Jobs bloodbath looms as stoppage due to pandemic starts to bite

Mxolisi Lugano of Ngangelizwe takes a rest at the intersection of Nelson Mandela Drive and Madeira Road in Mthatha. /LULAMILE FENI
Mxolisi Lugano of Ngangelizwe takes a rest at the intersection of Nelson Mandela Drive and Madeira Road in Mthatha. /LULAMILE FENI

SA is facing a massive jobs bloodbath with dozens of companies across various sectors serving employees with retrenchment notices.

Some of the section 189 notices were served on workers last week with companies blaming the suspension of operations due to Covid-19 for plans to cut thousands of jobs.

Cabinet held a special meeting yesterday where discussions centered around the stimulus package and protecting jobs across sectors.

Mining unions, which were served with section 189 notices during the national lockdown, told Sowetan a number of other retrenchment notices were received prior to the lockdown.

One of the companies, Vaal Main Reef, which employs more than 6,300 employees, gave notice to its employees on Friday, indicating that it was experiencing "significant economic stress" which will force it to shed jobs.

The company announced that its three mining operations - Tau Lekoa mine, Kopanang mine and West Gold Plant - needed urgent restructuring.

"Prior to the lockdown, the Kopanang and Tau Lekoa mines have been making significant losses during the past years. The Tau Lekoa mine made an accumulated cash loss of R1.283bn from 2015 to last year, and a further cash loss of R107m for the first three months of 2020; the Kopanang mine made an accumulated cash loss of R305m from March 2018 to December last year, and a further cash loss of R37m for the first three months of this year.

These losses, without restructuring of the workforces supporting these mining operations, are unsustainable," read the notice.

Kangra Coal in its notice served on workers on Thursday stated that it was "foreseeing" a loss of all its 428 employees due to, among others, depleted coal and effects of Covid-19 on operations and markets.

Last week, the embattled SAA served all its 4,700 employees with retrenchment notices. Several other mining companies have also told unions that they will be forced to cut jobs.

The National Union of Mine workers (NUM) described two recent notices from Vaal Main Reef which affected its three operations and another from Kangra coal received two days apart last week as "opportunistic."

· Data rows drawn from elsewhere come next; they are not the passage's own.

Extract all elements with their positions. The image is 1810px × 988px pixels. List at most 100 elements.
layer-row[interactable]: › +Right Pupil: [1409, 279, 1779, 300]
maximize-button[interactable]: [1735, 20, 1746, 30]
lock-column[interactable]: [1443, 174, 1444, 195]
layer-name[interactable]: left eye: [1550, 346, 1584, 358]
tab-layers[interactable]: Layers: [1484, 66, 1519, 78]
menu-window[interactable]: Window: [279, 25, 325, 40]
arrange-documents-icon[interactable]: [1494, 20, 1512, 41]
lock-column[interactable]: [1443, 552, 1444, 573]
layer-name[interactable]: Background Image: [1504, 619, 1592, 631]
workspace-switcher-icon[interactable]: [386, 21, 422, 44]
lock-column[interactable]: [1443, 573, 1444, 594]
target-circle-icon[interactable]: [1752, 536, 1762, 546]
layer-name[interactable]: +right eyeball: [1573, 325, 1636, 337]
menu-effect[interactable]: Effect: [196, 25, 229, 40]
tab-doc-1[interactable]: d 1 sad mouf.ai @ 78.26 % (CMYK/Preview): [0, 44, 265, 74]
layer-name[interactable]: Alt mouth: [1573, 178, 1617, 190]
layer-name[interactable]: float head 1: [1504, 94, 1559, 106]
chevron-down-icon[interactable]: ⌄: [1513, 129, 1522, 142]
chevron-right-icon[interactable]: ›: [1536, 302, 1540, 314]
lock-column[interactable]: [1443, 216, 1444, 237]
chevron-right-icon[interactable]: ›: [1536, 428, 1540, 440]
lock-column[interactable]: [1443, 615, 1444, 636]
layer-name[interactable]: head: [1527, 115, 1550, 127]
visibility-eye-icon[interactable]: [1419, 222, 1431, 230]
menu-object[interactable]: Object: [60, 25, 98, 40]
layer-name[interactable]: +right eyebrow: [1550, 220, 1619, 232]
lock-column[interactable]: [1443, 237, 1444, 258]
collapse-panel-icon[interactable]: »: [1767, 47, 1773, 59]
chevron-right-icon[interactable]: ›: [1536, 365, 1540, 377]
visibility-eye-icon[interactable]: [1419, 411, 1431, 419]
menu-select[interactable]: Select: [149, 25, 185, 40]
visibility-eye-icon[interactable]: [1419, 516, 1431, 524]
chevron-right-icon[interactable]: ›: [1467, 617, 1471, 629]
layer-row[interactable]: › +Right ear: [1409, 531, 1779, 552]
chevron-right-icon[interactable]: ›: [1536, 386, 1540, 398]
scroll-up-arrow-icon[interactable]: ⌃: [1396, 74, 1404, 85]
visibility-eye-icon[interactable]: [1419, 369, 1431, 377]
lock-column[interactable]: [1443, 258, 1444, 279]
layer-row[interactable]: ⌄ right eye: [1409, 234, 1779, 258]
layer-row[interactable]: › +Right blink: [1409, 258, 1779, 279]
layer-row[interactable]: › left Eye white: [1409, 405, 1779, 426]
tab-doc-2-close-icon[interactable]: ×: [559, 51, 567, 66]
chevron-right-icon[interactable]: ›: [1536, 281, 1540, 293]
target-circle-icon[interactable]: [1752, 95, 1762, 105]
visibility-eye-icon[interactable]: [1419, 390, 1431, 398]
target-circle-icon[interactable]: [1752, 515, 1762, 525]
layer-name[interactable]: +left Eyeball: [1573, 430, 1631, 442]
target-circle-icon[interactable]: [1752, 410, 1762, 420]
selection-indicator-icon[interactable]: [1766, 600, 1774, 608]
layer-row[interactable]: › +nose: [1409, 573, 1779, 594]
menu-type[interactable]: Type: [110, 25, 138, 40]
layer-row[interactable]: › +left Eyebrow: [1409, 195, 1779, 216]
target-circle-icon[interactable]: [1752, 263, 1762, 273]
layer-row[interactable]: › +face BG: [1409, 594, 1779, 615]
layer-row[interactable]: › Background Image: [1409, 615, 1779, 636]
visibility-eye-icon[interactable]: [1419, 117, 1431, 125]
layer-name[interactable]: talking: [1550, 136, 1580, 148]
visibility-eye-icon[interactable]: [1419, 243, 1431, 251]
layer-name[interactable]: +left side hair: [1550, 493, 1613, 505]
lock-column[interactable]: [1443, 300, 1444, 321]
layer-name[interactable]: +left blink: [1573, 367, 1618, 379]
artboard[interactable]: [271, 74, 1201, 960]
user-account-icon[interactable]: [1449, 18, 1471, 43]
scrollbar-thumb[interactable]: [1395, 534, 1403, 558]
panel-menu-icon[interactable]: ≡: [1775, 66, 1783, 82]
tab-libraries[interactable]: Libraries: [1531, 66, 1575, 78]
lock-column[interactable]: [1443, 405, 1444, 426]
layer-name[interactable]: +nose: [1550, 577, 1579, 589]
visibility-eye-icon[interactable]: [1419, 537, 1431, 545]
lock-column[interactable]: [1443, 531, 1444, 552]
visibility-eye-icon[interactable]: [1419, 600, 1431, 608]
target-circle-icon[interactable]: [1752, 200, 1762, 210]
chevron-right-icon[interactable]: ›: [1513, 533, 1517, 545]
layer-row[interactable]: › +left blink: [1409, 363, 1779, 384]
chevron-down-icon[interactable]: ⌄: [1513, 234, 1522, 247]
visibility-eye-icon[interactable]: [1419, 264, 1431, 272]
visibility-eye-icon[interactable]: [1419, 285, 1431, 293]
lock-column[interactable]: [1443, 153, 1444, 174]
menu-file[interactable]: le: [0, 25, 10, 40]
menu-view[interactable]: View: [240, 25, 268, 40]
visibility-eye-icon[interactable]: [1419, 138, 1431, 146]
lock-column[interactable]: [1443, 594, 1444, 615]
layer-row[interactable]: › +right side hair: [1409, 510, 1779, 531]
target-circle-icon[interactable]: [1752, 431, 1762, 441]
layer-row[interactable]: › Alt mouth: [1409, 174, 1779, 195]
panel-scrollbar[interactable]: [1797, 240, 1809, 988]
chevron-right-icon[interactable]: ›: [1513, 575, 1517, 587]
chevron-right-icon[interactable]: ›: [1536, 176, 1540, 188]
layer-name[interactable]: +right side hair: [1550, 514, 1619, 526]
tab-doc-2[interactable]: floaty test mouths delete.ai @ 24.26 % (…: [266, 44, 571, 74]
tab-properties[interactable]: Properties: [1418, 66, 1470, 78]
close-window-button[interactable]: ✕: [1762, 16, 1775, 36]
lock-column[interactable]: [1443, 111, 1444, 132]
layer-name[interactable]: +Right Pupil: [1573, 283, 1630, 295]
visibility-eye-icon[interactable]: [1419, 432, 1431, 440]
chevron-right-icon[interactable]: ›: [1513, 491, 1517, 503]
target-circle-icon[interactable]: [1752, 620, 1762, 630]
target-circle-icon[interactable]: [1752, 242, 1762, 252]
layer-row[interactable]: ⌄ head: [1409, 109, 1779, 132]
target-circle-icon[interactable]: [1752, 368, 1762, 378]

NUM spokesperson Livhuwani Mammburu said: "We are rejecting both section 189 notices. They are opportunistic by taking such decisions, they must allow organised labour to come back to engage on how to save the mines. NUM will not entertain any section 189 notices even after the lockdown."

Essau Tau, Numsa's Mpumalanga secretary said he's dealing with three 189 notices with two served on workers just prior to the lockdown.

York Timber in Mbombela, Samanco and Manganese Metal Corporation (MMC) have all began consultative process as they prepare to shed jobs.

"We were supposed to start the consultative process with MMC this week, but I've asked for it to be postponed due to the Covid-19 lockdown because we are a mandate-driven union, so we will not be able to consult right now," Tau said.

In other sectors, including road freight and logistics, unions also reported receiving retrenchment notices.

Willy Lekgwathi, SA Transport Workers Union national sector coordinator, told Sowetan yesterday that a number of freight companies have indicated that they intend shedding workers in three provinces which are Limpopo, Mpumalanga and Gauteng.

Economist Duma Gqubule said yesterday's cabinet meeting would among others discussed a R1tn stimulus package which included injecting more money into the economy.

The stimulus package, according to Gqubule, would be used to protect jobs, top up social welfare grants, inject cash to households by giving R1,000 to individuals, as a wage subsidy, increase food parcel distribution to cover two million people a month and also be used as a credit guarantee schemes for small and medium enterprises.

"We need to put aside issues of affordability because there is no point in worrying about budget deficit while your people are starving," Gqubule said.

"It makes no sense whatsoever. You have to do whatever you can, whatever it takes for people to survive. You can't have a situation where people die of starvation before they die of Covid-19," he said.